En théorie, les donateurs internationaux interviendront. Le « plan en 20 points » soutenu par les États-Unis inclut la reconstruction de Gaza comme pilier, mais ne comporte aucune promesse de financement concret. L’ONU a récemment confirmé que plusieurs pays, dont les États-Unis, avaient montré leur « volonté » d’aider à financer cet effort monumental, mais n’ont donné aucun détail. Les États du Golfe et d’autres acteurs régionaux ont exprimé leur intérêt à soutenir la reconstruction d’après-guerre, mais n’ont pas encore pris d’engagements clairs. L'Union européenne constitue une exception : elle a promis 1,6 milliard d'euros pour soutenir la reconstruction de Gaza. C'est un montant très généreux, mais une infime fraction de ce qui est nécessaire.

La volonté politique peut exister en principe. Mais dans la pratique, bon nombre de ces promesses restent vagues, contingentes ou politiquement fragiles. Et cela arrive à un moment où les investissements dans l’aide étrangère mondiale évoluent dans la direction opposée. L'administration du président Donald Trump a fermé les bureaux de l'USAID ; les budgets bilatéraux de développement diminuent ; et la tolérance du public – en particulier dans les démocraties occidentales – à l’égard des programmes d’aide étrangère à grande échelle s’amenuise.

S’en remettre uniquement aux États et aux agences d’aide lentes ne suffira pas. Pas à l’échelle ou au rythme nécessaire. L'avenir de Gaza ne dépendra pas uniquement de la générosité des donateurs : il nécessitera de nouvelles sources de capitaux et des partenariats créatifs qui pourront aller au-delà de réparer les ruines et, au contraire, jeter les bases d'une prospérité à long terme.

Bien sûr, il existe des inquiétudes légitimes, notamment l’avenir incertain de la gouvernance de Gaza, la possibilité d’un nouveau conflit avec Israël à l’avenir, le risque d’ingérence du Hamas et le spectre de la corruption. Mais ce n’est pas une raison pour ne rien faire. Ce sont des raisons de mettre en place des mécanismes de transparence et de surveillance.

Si les militants exigent des comptes dans la reconstruction de Gaza, tout en y investissant de manière proactive, ils rendront l'avenir de la bande non seulement possible, mais meilleur.

Et voici la vérité inconfortable : même si les campagnes de désinvestissement sont efficaces pour véhiculer des valeurs, elles génèrent rarement des résultats concrets qui apportent un changement positif dans la vie des Palestiniens ordinaires. Il leur reste encore à reconstruire une seule école. Ils ne contribuent pas à fournir des soins de santé.

Gaza a besoin de plus que des slogans. Cela nécessite des milliards de dollars.
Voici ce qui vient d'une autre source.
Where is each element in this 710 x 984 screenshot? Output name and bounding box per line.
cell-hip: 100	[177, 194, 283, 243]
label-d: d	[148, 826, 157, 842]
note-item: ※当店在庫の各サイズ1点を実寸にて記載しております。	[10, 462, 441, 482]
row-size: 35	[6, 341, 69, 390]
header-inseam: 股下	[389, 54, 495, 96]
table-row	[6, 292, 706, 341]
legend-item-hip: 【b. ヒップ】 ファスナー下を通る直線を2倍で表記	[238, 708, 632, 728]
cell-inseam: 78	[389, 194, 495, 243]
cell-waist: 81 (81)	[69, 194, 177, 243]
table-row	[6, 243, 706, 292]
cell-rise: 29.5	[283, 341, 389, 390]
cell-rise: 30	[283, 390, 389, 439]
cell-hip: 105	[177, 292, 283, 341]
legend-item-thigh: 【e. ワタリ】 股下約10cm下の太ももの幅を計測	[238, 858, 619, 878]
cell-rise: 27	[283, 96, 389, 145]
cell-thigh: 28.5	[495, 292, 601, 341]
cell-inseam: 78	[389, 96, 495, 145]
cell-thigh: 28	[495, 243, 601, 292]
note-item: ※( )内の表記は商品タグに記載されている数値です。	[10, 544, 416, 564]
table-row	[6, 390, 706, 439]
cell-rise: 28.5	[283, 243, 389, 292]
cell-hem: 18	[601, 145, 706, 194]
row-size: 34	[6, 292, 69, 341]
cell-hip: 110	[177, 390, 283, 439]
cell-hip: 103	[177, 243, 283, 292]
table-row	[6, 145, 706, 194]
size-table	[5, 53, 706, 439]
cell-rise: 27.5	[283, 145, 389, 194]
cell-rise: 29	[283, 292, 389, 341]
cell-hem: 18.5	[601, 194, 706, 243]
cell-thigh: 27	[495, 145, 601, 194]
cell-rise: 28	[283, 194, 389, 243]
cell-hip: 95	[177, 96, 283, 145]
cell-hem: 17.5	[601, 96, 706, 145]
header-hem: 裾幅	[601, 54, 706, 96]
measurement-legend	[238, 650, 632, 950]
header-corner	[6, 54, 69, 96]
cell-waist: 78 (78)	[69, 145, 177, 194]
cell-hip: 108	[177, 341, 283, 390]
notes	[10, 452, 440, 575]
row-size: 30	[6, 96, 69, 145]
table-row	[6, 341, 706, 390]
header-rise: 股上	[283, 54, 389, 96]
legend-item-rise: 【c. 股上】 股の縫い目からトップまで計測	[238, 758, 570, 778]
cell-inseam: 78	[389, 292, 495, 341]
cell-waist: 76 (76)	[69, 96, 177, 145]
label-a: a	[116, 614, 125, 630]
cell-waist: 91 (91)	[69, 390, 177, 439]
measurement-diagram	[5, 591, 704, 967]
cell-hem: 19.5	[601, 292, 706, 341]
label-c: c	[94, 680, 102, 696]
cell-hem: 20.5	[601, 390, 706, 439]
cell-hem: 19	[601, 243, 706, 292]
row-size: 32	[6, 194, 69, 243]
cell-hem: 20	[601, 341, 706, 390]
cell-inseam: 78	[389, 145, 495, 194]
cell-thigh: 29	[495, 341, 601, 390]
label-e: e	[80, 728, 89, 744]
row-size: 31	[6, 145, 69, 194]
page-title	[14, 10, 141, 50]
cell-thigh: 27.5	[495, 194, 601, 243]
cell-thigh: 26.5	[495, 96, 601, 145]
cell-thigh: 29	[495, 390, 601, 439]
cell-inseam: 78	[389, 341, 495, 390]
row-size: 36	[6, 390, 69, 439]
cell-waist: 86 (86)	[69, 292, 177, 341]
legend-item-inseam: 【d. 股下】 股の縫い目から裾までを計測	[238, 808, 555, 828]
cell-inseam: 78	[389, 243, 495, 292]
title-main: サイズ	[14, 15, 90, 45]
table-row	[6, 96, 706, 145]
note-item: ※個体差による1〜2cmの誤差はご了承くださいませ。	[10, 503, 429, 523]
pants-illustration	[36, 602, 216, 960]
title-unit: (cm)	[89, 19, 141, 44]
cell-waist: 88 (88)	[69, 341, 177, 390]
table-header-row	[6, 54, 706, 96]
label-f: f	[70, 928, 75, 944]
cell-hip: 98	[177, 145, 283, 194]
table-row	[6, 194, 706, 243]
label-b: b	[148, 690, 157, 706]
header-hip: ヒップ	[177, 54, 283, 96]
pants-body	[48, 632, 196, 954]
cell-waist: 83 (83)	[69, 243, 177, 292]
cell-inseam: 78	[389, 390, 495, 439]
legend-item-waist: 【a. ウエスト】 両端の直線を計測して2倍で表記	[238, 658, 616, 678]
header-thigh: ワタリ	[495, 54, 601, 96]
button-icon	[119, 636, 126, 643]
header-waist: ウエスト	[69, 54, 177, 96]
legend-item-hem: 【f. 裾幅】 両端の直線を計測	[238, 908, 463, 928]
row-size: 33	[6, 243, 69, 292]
Maintenant.

Alors, aux membres du mouvement pro-palestinien : vous avez passé des mois à vous organiser, à manifester et à faire du lobbying. Vous avez demandé au monde d'écouter. C'est maintenant votre chance de diriger. Si vous croyez vraiment en la justice pour les Palestiniens, c’est le moment de le montrer. Mettez votre argent là où vous le dites. Ne vous désinvestissez pas d’Israël. Investissez à Gaza.